La bicicultura es un modo de entender la bicicleta.

Se trata de enseñar a jóvenes y no tan jóvenes la bicicleta laboral y de paseo de antes de los coches.

Autobuses, metros o tranvías han ido dibujando la ciudad a la medida de su majestad el coche al que obedecen y al que responde el carril-bici.

Las bicicletas han vuelto a la ciudad pero ya no son aquellas bicicletas.

MARCO UTÓPICO:

En el principio es la ciudad.

Pensar la ciudad.

La crítica de la ciudad pura.

Por las viejas y estrechas calles de Sevilla se acepta como natural el actual reparto entre calzadas y aceras que viene del tiempo de los carruajes de caballos.

Desde aquella ciudad en la que ir en coche, no pisar el suelo, no mancharse de polvo o de lodo, era marca de poderío y al chasquido del látigo y a los cascos de los caballos se apartaba la gente llana, hasta esta ciudad donde, si le dejan, mandaría el cuatro por cuatro.

El pueblo sigue siendo de peones o peatones que se apartan al paso.

Lo más que se espera de un ayuntamiento es que amplíe las zonas peatonales.

El primer carril de Sevilla no fue el carril-bus ni el más aparatoso, el carril-bici.

El carril histórico han sido las calzadas, el carril-coche.

Algunas aceras parecen concebidas para facilitar el pie en el estribo a quienes subían y bajaban de los carruajes y para trazar a los carruajes su camino.

Lo que no es calzada, supongamos que hoy le llamamos acera: orilla de la calle particularmente destinada para el tránsito a pie.

Lasso de la Vega, Navarros, Matahacas, Sol, Jesús del Gran Poder: aceras tan estrechas como inútiles, salvo para doblarse un tobillo.

¿Sevilla, "la ciudad de las personas", y no pueden las personas pasear, no puede por las aceras ir una pareja del brazo y tan a gusto?

La alternativa es la desacerización, aceras fuera, repartir lo que hay.

La pavimentación a un mismo ras o nivel.

Estratégicas vías que soportan un tráfico infernal quizá dependan de un plan más amplio, pero muchísimas calles se podrían igualar ya mismo y sin problemas.

Véanse Redes o Alfaqueque.

De paso, el viejo adoquinado, que nos destroza el cuerpo y las bicicletas, se podría cambiar por materiales más pulidos.

Sin mi acera y tu calzada, todo es calle y por esa calle cabemos todos.

MARCO ESTRATÉGICO:

El primer carril desagregado de los coches fue el carril-bus-taxi.

A taxis y a autobuses se reservaba con buen criterio el carril derecho de grandes avenidas, aquellas donde en horas punta el transporte público perdía tiempo y razón.

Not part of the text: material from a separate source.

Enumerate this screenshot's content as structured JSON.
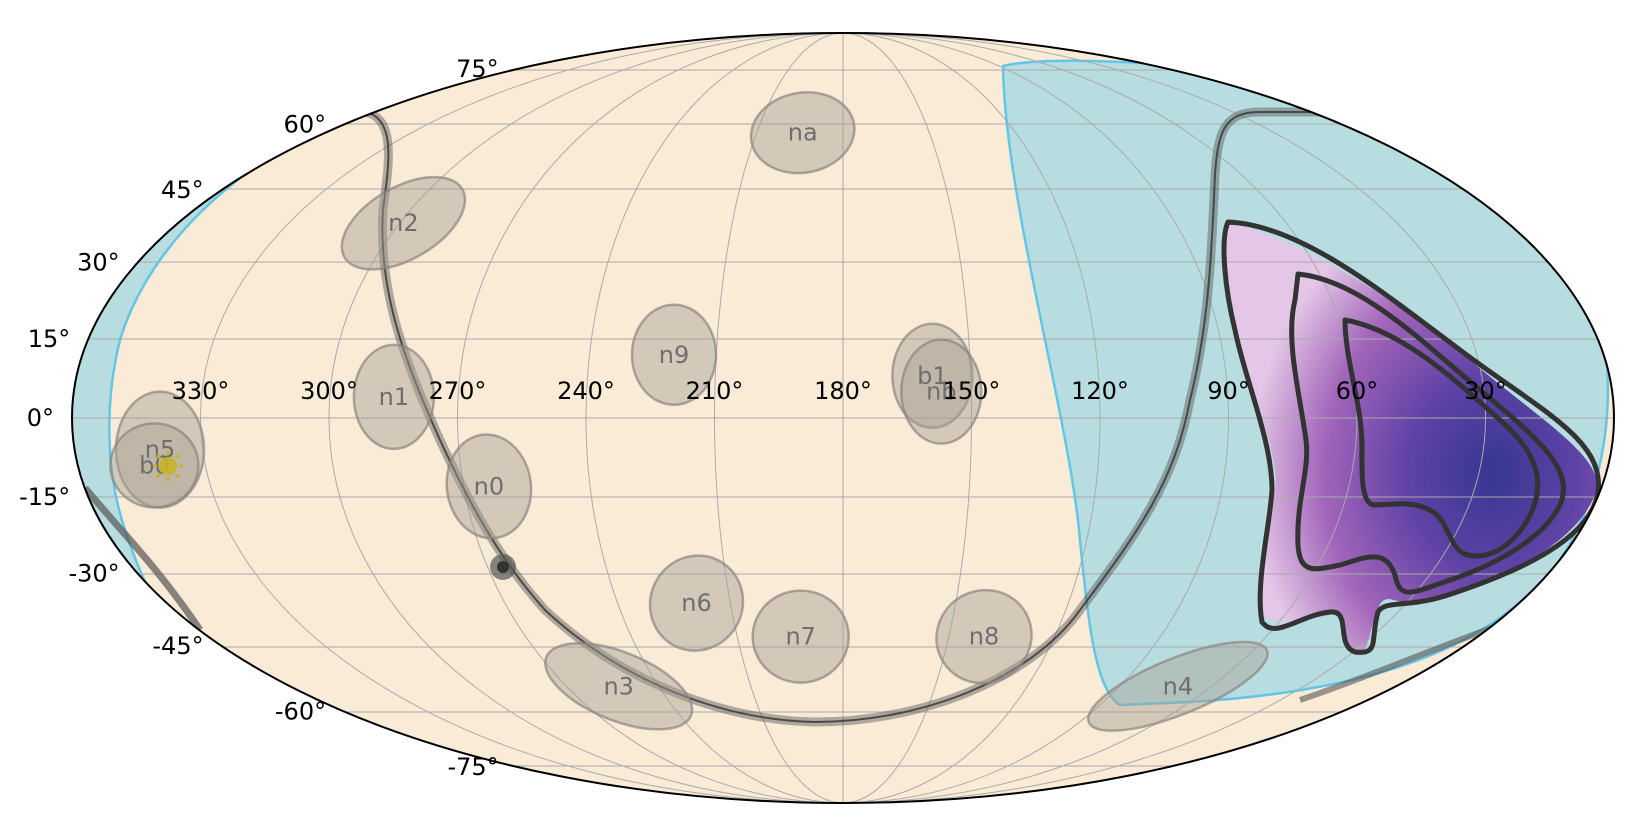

El carril-bus era una simple raya blanca continua.

La idea de levantar muritos de separación partió de una política discutible: autobuses y taxis padecían continuas invasiones de automovilistas que se colaban en el carril o estacionaban sus vehículos invasivamente.

La respuesta municipal no fue disuadir y sancionar.

Como si no hubiese policía, circuitos y cámaras de televisión para combatir a los invasores, la respuesta fue levantar separaciones verticales.

El Ayuntamiento renunciaba a ejercer su autoridad y nos trataba a todos como a inciviles o niños chicos, para que no peleáramos.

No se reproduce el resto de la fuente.